The 46-year-old was outraged that his children, aged seven and nine, had been forced to endure the sight of 12 crates of dead fish and crabs, piled up on the quayside.
Poor little bast*rds. I don’t know how they coped.
He said the ordeal had left them “quite distressed” and demanded to know why the harbourmaster was not more considerate to tourists.
“It’s not the sort of thing you want to see on holiday, there was a real stench.
“My children were quite distressed by it. These people should be a bit more considerate to the holidaymakers."
Copp called Ilfracombe harbourmaster Rob Lawson to complain about the smell that had emanated from The Lady of Lundy trawler before calling the North Devon Journal to air his woes.
[Lawson said] "I told this chap that you shouldn't take your children to a harbour if that is how they react to dead fish."
Good answer – I like it.
Copp is understood to have been on a two-week family holiday ... when he lodged his complaint, which attracted disbelief from locals.
One said: “Ridiculous. Does he think all his food comes in packets? What did he expect to see at a working harbour?”
I grew up in a Cornish fishing village so can sympathise – with the locals I mean, not with Davey Copp and his oversensitive sense of smell. Tourists should enjoy the fact they can wander around working harbours, savouring the sights, smells and atmosphere. Whilst fishy harbours might be a tad pongy to some, speaking from experience, I think tourists themselves emit far worse smells when they’re out and about.
The truth is, the greatest danger from working harbours come from being pasty-raped by a seagull, overcome by diesel fumes from the fishing boats, fork-lift trucks running your over on the quay (once, in my home village, passing just a metre or so from me carrying a naval contact mine which a trawler had inadvertently dredged up**) or your toddler taking an unexpected dip into the harbour.
Strong smelling fish are a feature – not a problem.
But surely the local council or harbour authority could have done something to help ol’ Davey out?
Maybe they could have offered him a clothes-peg to be clipped on the end of his nose for use when walking around the quay. And as for his children finding the smell egregious, well, maybe his wife should have clothes-pegged the end of his penis years previously. That would’ve solved the problem.

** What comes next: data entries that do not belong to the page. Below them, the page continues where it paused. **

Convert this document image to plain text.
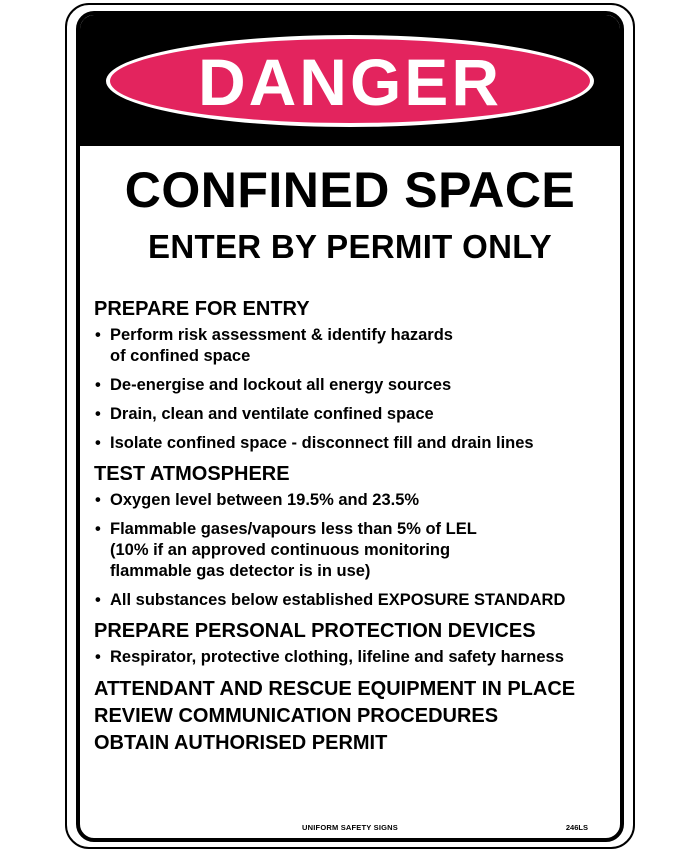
DANGER
CONFINED SPACE
ENTER BY PERMIT ONLY
PREPARE FOR ENTRY
• Perform risk assessment & identify hazards
of confined space
• De-energise and lockout all energy sources
• Drain, clean and ventilate confined space
• Isolate confined space - disconnect fill and drain lines
TEST ATMOSPHERE
• Oxygen level between 19.5% and 23.5%
• Flammable gases/vapours less than 5% of LEL
(10% if an approved continuous monitoring
flammable gas detector is in use)
• All substances below established EXPOSURE STANDARD
PREPARE PERSONAL PROTECTION DEVICES
• Respirator, protective clothing, lifeline and safety harness
ATTENDANT AND RESCUE EQUIPMENT IN PLACE
REVIEW COMMUNICATION PROCEDURES
OBTAIN AUTHORISED PERMIT
UNIFORM SAFETY SIGNS	246LS
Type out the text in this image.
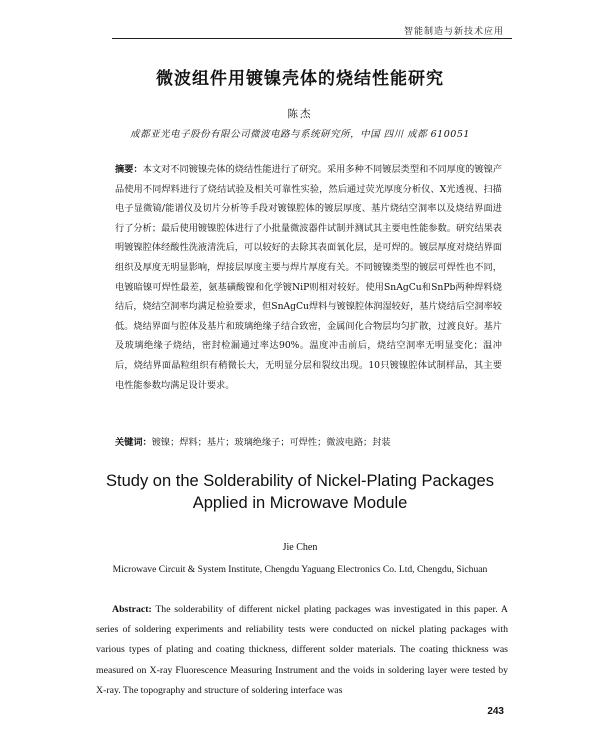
智能制造与新技术应用
微波组件用镀镍壳体的烧结性能研究
陈杰
成都亚光电子股份有限公司微波电路与系统研究所，中国 四川 成都 610051

摘要：本文对不同镀镍壳体的烧结性能进行了研究。采用多种不同镀层类型和不同厚度的镀镍产品使用不同焊料进行了烧结试验及相关可靠性实验，然后通过荧光厚度分析仪、X光透视、扫描电子显微镜/能谱仪及切片分析等手段对镀镍腔体的镀层厚度、基片烧结空洞率以及烧结界面进行了分析；最后使用镀镍腔体进行了小批量微波器件试制并测试其主要电性能参数。研究结果表明镀镍腔体经酸性洗液清洗后，可以较好的去除其表面氧化层，是可焊的。镀层厚度对烧结界面组织及厚度无明显影响，焊接层厚度主要与焊片厚度有关。不同镀镍类型的镀层可焊性也不同，电镀暗镍可焊性最差，氨基磺酸镍和化学镀NiP则相对较好。使用SnAgCu和SnPb两种焊料烧结后，烧结空洞率均满足检验要求，但SnAgCu焊料与镀镍腔体润湿较好，基片烧结后空洞率较低。烧结界面与腔体及基片和玻璃绝缘子结合致密，金属间化合物层均匀扩散，过渡良好。基片及玻璃绝缘子烧结，密封检漏通过率达90%。温度冲击前后，烧结空洞率无明显变化；温冲后，烧结界面晶粒组织有稍微长大，无明显分层和裂纹出现。10只镀镍腔体试制样品，其主要电性能参数均满足设计要求。

关键词：镀镍；焊料；基片；玻璃绝缘子；可焊性；微波电路；封装

Study on the Solderability of Nickel-Plating Packages
Applied in Microwave Module
Jie Chen
Microwave Circuit & System Institute, Chengdu Yaguang Electronics Co. Ltd, Chengdu, Sichuan

Abstract: The solderability of different nickel plating packages was investigated in this paper. A series of soldering experiments and reliability tests were conducted on nickel plating packages with various types of plating and coating thickness, different solder materials. The coating thickness was measured on X-ray Fluorescence Measuring Instrument and the voids in soldering layer were tested by X-ray. The topography and structure of soldering interface was

243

**Long story – I was angling as a child in the mid nineties (as you do) and was most aggrieved to be forced to evacuate the quay pending the bomb disposal squad’s arrival. Everyone feared it was a live WWII mine. But they needn’t have worried. The presence of the words ‘sand filled dummy’ on the side of the mine’s casing was a dead giveaway. Shame it took the navy divers nearly 90 minutes to figure that out – utterly wrecked my fishing session.